Even though there are only a handful of PRES has been reported in AIP patients, it is by far the most common MRI abnormalities in AIP[3, 4, 9, 10]. In these cases, transient changes were observed in the cerebral cortex on MRI. Usually, these lesions are partially or completely reversible, symmetrical cortical and subcortical involvements of the occipital and parietal lobes, without or with mild enhancement, as observed in case 20 (Fig. 3). The most widely accepted hypothesis of the pathophysiology of PRES is the hyperperfusion theory[14]. The mechanism of PRES in AIP has been suggested to be mediated by hypertension due to autonomic dysfunction[5]. Case 20 progressed to dysphoria, confusion and severe hyponatremia after being diagnosed with “pregnancy-induced hypertension.” However, our first patient with PRES in AIP (case 9) remained normotensive throughout, but she also had severe hyponatremia. Cases of PRES secondary to hyponatremia are rare in the literature[5, 15], little is known about the influence of hyponatremia on cerebrovascular regulation.

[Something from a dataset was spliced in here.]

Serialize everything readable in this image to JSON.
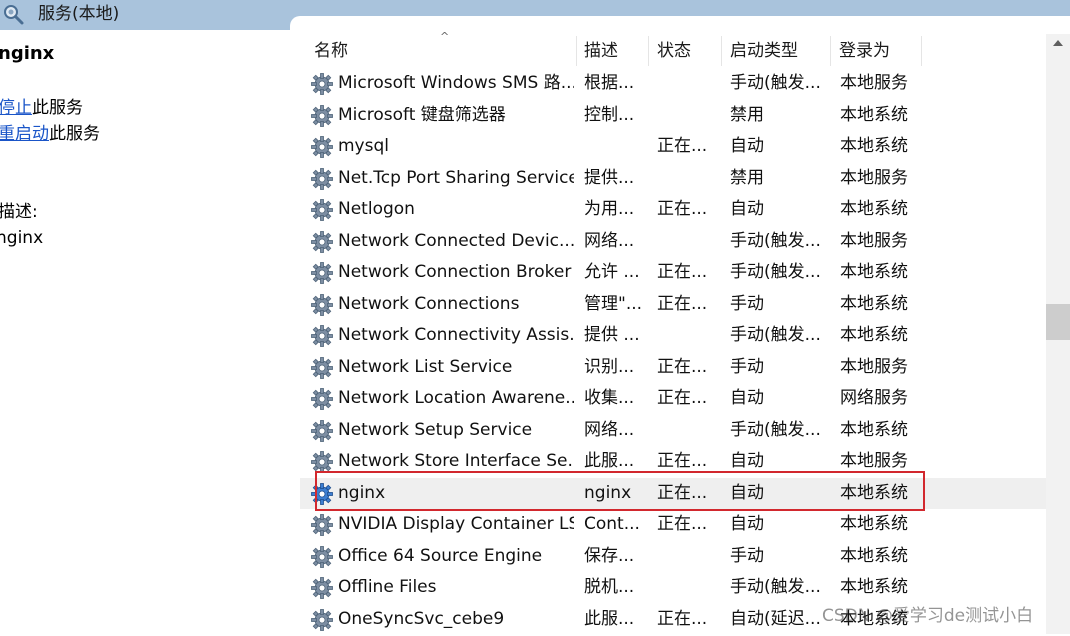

ODS refers to central pontine myelinolysis and extrapontine myelinolysis. These disorders are characterized by insults to regions of the brain with anatomical features predisposing white matter tracts to myelin injury in the setting of osmotic disturbances and their attempted correction[16]. Although many AIP patients have hyponatremia[7], ODS in AIP has been rarely previously reported[13]. Case 2,5,16 and 27 are first reported cases of AIP with ODS in China. These two patients had severe hyponatremia, which was quickly corrected before she experienced confusion or frequent convulsion. After three weeks, MRI of case 5 showed typical central pontine myelinolysis and extrapontine myelinolysis, as shown in Fig. 2. The clinical outcome of ODS was thought to be universally devastating[16], but case 5 completely recovered, and the MRI lesions regressed (Fig. 2). The MRI lesions of case 2 after 2 weeks no changed to the first time.
All 29 cases we reported showed severe hyponatremia, and it was found that the serum sodium concentration was significantly negatively correlated with convulsion before[7]. Blood sodium levels of who with MRI/CT abnormality were significantly lower than which with normal MRI/CT(110 ± 43.15 mmol/L and 117 ± 57.02 mmol/L, p = 0.01).We suggest that hyponatremia may be not only a clinical feature of AIP but also an important mechanism in porphyric encephalopathy. An increase in vasopressin levels occurs in hyponatremia[5]. Vasopressin facilitates the movement of water molecules into cerebral cells independently of hyponatremia by reducing the use of cerebral oxygen. Hyponatremia therefore plays an important role in cerebral edema. More research is needed in the future to prove this hypothesis. Because hyponatremia is a common feature in AIP, the rapid correction of hyponatremia should be avoided to prevent ODS.